Clientes que preferem o serviço na hora estranham o procedimento num primeiro momento. “Contudo, de tão rápido que é, a pessoa mal sente os pés ficarem quentes”, tranquiliza Alemão. Um dos que experimentaram essa sensação foi o então juiz da Lava Jato, Sergio Moro, “que gostou muito do serviço quando foi atendido ali”, conta. Alemão também presta serviço para pessoas famosas que frequentam o tablado e “políticos safados”, como ele mesmo diz, sem citar nomes e sem rodeios. O engraxate orgulha-se de já ter cuidado dos sapatos de figuras de sucesso na década de 1970, como Agnaldo Timóteo e Odair José.

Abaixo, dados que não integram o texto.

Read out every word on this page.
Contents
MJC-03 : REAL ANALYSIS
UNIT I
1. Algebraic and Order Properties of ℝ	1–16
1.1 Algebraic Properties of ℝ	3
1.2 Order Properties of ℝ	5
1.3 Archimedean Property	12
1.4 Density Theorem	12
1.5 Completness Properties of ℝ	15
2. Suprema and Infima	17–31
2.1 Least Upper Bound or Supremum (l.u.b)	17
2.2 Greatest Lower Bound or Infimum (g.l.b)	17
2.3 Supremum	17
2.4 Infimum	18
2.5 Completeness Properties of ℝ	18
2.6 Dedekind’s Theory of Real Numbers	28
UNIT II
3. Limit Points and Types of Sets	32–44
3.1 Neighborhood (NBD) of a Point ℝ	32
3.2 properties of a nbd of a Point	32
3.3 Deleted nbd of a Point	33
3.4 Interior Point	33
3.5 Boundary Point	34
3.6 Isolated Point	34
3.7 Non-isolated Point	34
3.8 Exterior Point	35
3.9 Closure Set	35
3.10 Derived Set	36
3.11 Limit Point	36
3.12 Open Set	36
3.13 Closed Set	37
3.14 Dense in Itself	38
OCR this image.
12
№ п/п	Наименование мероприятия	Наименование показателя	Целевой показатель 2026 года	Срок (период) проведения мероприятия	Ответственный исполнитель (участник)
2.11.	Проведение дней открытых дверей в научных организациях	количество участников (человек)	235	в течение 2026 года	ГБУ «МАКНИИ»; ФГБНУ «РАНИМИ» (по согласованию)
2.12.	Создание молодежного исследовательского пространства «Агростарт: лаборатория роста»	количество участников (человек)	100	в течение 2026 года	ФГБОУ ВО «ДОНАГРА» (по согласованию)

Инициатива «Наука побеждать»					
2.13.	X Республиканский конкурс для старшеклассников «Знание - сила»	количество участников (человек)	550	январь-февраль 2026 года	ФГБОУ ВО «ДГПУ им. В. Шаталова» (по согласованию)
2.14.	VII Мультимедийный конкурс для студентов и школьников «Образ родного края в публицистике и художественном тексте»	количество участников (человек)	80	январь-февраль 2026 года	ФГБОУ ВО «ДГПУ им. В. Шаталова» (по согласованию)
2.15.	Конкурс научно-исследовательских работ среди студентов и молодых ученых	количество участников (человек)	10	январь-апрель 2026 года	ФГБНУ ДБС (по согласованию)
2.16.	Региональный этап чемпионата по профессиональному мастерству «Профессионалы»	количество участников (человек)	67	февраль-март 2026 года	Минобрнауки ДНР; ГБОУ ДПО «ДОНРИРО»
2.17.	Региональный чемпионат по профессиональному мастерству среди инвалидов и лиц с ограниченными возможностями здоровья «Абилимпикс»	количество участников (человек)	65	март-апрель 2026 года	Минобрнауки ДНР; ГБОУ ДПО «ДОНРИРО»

Após “rejuvenescer” o couro, Alemão faz o filete do sapato, ao redor da sola, passando um pouco de graxa. Depois, hidrata, passa uma escova e coloca a mão na parte de dentro do calçado, para tirar o aspecto de “amassado”. Alemão aprendeu essas técnicas antes de se tornar engraxate, quando trabalhou num curtume (local onde ocorre o tratamento químico de couro cru ou pele animal) em uma fazenda, no Rio Grande do Sul. Alemão também restaura bolsas e já fez até sofás.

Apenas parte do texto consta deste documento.